# Burton Ions Red Wing Leather



## joebloggs13 (Feb 28, 2013)

I have just picked up a pair of these, and am looking for a good leather care product. Anyone have any info? Thanks.


----------



## joebloggs13 (Feb 28, 2013)

I was also told that the leather ions are a but stiffer than the regular ions, and if you take proper care of the leather, they will last longer as well.


----------



## alchemy (Apr 28, 2014)

Nikwax


----------



## ridinbend (Aug 2, 2012)

joebloggs13 said:


> I have just picked up a pair of these, and am looking for a good leather care product. Anyone have any info?
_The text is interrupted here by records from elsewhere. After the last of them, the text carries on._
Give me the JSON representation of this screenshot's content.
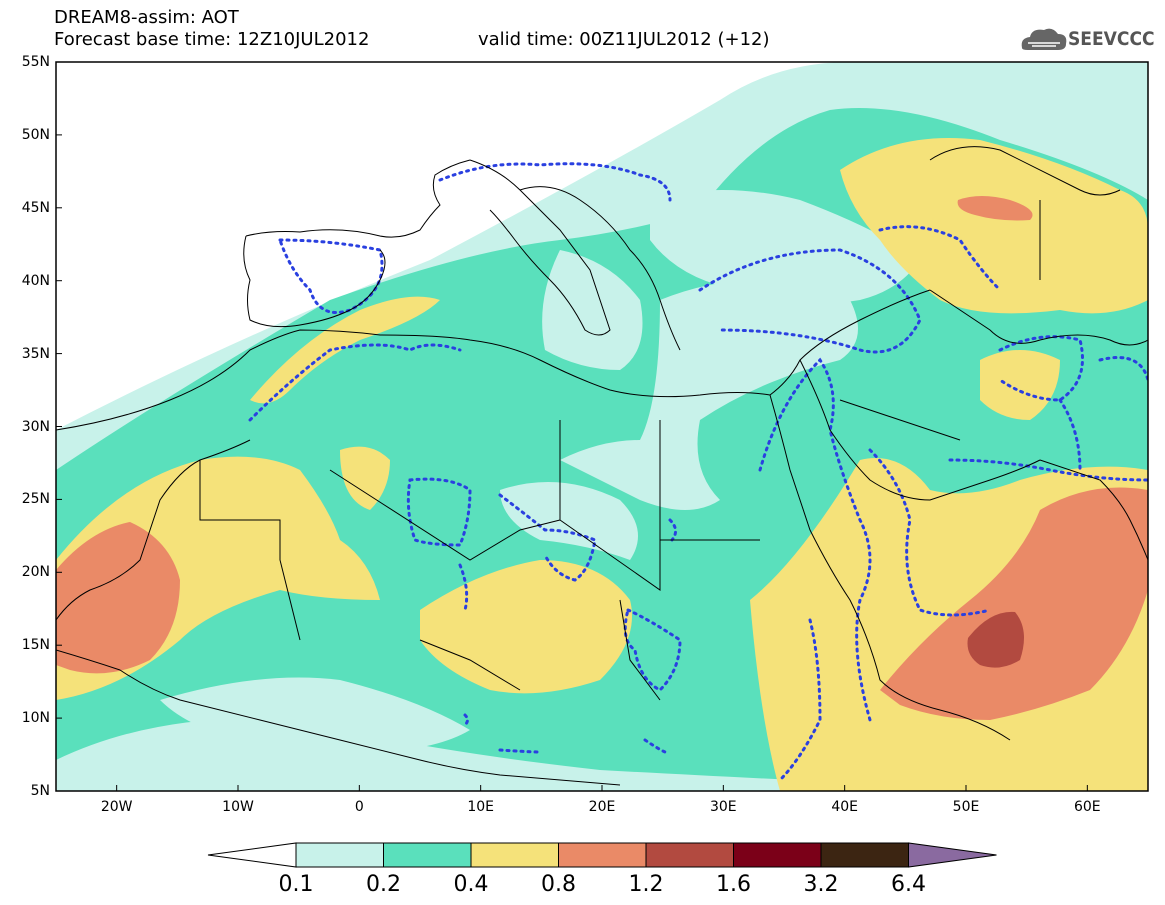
{
  "header": {
    "title_line1": "DREAM8-assim: AOT",
    "title_line2": "Forecast base time: 12Z10JUL2012",
    "valid_time": "valid time: 00Z11JUL2012 (+12)",
    "logo_text": "SEEVCCC"
  },
  "map": {
    "lat_labels": [
      "55N",
      "50N",
      "45N",
      "40N",
      "35N",
      "30N",
      "25N",
      "20N",
      "15N",
      "10N",
      "5N"
    ],
    "lon_labels": [
      "20W",
      "10W",
      "0",
      "10E",
      "20E",
      "30E",
      "40E",
      "50E",
      "60E"
    ],
    "variable": "AOT",
    "extent": {
      "lon_min": -25,
      "lon_max": 65,
      "lat_min": 5,
      "lat_max": 55
    }
  },
  "colorbar": {
    "levels": [
      "0.1",
      "0.2",
      "0.4",
      "0.8",
      "1.2",
      "1.6",
      "3.2",
      "6.4"
    ],
    "colors": [
      "#c8f2ea",
      "#5ae0bc",
      "#f5e27a",
      "#ea8a67",
      "#b24a40",
      "#7b0018",
      "#3c2512",
      "#8a6aa0"
    ],
    "below_color": "#ffffff"
  },
  "icons": {
    "logo": "cloud-logo-icon",
    "contours": "dotted-contour-lines"
  }
}
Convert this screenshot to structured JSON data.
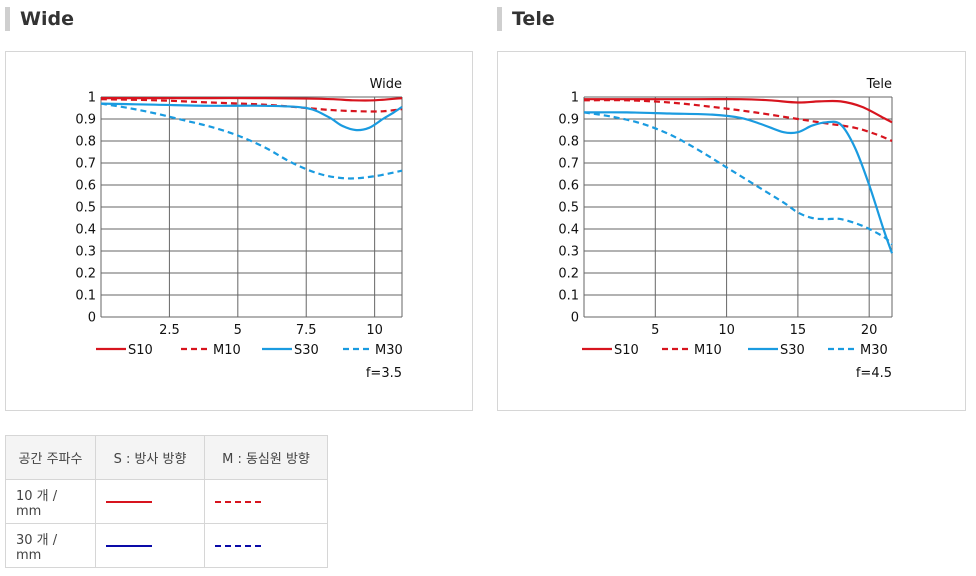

Thanks.


Nik wax leather treatment


----------



## SnowDogWax (Nov 8, 2013)

ridinbend said:


> Nik wax leather treatment


+1 to NikWax to Ions, My Ion's did 56 day's ready for another season next year. :hairy:









SnowDog | SnowDogWax.com


----------



## joebloggs13 (Feb 28, 2013)

Thanks for the info! Am also looking at Sno Seal.


----------



## HurtonBair (Feb 2, 2014)

I build and maintain power lines for a living and will only work in Red Wing boots because of their comfort and durability. Some of the best leather out there IMO.

http://www.redwingshoes.com/shoe-care


----------